Alles, was der Mensch macht, macht er nicht nur, weil er es braucht, sondern auch, weil er es kann oder weil er sich einen zukünftigen, nur scheinbar materiellen Nutzen verspricht (Geld) oder um seine Stellung als möglicher Herdenprimus zu stärken (Macht) oder weil er glaubt, damit mehr Chancen auf Fortpflanzung zu haben (Sex). Was den Menschen bewegt, hat seine Wurzeln also in seinem tierischen Erbe. Die meisten Tiere töten, um ihre Ernährung sicherzustellen, und kämpfen direkt um das Amt an der Spitze und das Recht auf Fortpflanzung. Der Mensch benutzt dazu seine mannigfachen Fähigkeiten, und zwar ohne Rücksicht auf Verluste und ohne aufzuhören, wenn er sein Ziel erreicht hat.
Wir haben also jetzt den Menschen mit seinen überragenden Fähigkeiten, die er in tierischem Getriebensein ausschließlich für seine eigene Befriedigung einsetzt. Im sogenannten natürlichen Gleichgewicht hat jede Spezies ihren Platz und nimmt und gibt dementsprechend. Und diese, wenn auch nicht bewusste, Zusammenarbeit hat nun schon über viele Hundert Millionen Jahre Bestand. Der Mensch ist die erste Spezies, die sich, zumindest in etwa den letzten zehntausend Jahren, zunehmend aus diesem Zusammenspiel gelöst hat.

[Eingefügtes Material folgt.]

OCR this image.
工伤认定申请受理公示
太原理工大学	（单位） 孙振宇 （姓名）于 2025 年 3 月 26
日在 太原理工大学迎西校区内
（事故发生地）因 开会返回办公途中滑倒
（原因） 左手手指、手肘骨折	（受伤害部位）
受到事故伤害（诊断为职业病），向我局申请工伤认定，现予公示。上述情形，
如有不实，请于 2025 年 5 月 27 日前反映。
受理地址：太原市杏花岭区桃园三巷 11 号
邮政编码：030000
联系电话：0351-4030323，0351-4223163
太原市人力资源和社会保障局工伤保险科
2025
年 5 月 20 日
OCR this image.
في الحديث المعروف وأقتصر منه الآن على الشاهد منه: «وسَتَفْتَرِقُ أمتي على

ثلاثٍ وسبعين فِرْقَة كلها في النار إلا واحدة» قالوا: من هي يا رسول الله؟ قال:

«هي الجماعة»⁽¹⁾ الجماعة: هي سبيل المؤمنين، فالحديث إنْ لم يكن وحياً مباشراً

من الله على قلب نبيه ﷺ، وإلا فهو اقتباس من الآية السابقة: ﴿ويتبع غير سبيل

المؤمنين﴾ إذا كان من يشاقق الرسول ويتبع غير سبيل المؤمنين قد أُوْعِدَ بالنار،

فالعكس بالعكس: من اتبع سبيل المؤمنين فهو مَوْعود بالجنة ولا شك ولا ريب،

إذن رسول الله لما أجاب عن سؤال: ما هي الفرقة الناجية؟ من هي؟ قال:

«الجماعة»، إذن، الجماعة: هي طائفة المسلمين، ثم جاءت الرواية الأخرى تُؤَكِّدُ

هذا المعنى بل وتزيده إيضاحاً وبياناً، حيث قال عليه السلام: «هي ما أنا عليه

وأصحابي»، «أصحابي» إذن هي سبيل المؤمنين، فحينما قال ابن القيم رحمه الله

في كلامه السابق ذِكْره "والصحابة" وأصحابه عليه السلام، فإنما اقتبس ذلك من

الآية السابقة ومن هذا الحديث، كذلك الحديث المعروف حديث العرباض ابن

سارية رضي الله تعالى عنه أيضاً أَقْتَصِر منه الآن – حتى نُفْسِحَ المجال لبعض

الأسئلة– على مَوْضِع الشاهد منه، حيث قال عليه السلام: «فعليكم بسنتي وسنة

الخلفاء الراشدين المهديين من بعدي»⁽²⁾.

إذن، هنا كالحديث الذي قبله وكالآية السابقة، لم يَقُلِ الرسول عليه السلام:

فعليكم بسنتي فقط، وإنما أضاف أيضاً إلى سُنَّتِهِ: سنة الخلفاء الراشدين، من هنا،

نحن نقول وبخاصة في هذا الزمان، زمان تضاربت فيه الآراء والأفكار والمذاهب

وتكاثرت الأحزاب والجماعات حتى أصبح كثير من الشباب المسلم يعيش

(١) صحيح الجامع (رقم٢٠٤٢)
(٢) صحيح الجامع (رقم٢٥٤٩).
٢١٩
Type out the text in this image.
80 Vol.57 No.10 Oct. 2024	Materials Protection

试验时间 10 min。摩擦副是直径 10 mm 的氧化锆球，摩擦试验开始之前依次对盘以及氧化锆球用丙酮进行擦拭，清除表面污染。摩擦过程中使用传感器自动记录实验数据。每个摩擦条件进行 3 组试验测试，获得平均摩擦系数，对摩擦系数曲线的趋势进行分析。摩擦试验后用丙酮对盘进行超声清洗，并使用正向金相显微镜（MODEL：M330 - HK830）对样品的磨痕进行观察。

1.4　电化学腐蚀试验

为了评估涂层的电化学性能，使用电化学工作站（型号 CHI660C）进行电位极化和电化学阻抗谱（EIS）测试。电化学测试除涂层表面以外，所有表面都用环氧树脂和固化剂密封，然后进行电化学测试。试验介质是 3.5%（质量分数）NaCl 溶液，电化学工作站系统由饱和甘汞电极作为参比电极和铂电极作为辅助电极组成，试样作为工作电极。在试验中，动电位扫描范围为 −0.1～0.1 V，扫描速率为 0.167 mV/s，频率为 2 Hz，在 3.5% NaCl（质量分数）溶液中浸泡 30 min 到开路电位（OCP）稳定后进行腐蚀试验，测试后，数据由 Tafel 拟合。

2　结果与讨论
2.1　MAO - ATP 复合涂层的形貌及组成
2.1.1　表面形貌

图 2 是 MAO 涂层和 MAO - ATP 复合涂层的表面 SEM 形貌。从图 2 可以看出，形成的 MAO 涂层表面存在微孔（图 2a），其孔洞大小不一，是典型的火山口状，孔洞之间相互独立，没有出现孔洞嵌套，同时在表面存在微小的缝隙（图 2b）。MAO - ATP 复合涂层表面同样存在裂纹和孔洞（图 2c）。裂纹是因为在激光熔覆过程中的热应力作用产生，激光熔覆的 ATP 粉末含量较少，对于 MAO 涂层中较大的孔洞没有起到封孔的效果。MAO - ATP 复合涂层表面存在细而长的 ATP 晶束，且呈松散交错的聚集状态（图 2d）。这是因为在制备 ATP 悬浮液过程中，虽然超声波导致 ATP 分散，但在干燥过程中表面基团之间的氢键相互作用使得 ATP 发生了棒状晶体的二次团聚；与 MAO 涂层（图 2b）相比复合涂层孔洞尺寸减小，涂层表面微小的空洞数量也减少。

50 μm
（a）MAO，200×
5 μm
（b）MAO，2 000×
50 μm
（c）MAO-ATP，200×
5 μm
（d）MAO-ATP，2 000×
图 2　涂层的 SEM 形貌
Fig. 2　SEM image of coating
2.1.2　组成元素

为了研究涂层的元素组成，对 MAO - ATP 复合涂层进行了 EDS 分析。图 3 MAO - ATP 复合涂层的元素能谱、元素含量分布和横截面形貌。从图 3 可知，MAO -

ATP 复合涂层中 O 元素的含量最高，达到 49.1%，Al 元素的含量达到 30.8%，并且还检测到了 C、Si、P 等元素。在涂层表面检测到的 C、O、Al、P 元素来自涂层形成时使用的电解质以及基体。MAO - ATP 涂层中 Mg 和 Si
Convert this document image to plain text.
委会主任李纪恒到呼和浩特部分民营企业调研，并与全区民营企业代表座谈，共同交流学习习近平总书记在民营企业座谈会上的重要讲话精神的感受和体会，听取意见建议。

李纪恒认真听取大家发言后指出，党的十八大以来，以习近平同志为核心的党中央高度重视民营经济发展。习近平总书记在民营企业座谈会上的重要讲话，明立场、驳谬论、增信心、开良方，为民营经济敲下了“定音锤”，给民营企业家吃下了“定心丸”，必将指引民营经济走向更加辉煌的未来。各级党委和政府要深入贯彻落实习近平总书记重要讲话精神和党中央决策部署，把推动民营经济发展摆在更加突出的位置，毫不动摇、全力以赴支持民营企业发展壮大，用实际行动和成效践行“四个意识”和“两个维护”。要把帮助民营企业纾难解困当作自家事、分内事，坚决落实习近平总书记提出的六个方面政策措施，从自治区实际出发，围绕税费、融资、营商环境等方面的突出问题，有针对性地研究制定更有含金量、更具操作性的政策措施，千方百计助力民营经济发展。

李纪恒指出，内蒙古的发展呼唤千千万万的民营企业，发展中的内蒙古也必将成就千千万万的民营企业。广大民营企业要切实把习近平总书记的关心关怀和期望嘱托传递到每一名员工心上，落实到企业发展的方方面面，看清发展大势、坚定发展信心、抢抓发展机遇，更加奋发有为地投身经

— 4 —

Durch zunehmend besseres medizinisches Wissen ist die Kindersterblichkeit immer weiter zurückgegangen. Dass dies bei gleichbleibenden Geburtenraten zu einem exponentiellen Bevölkerungswachstum führt, sollte eigentlich seit den mathematischen Erkenntnissen der Antike kein Geheimnis mehr sein. Aber die Tiernatur des Menschen kennt dafür kein Regulativ, und die meisten Menschen folgen lieber ihren Instinkten als dem Verstand. Und erst in jüngster Zeit hat, vor allem in den westlich geprägten Gesellschaften, die Kombination aus Verhütungsmitteln, Bewusstwerdung und Bequemlichkeit einen regulierenden Einfluss.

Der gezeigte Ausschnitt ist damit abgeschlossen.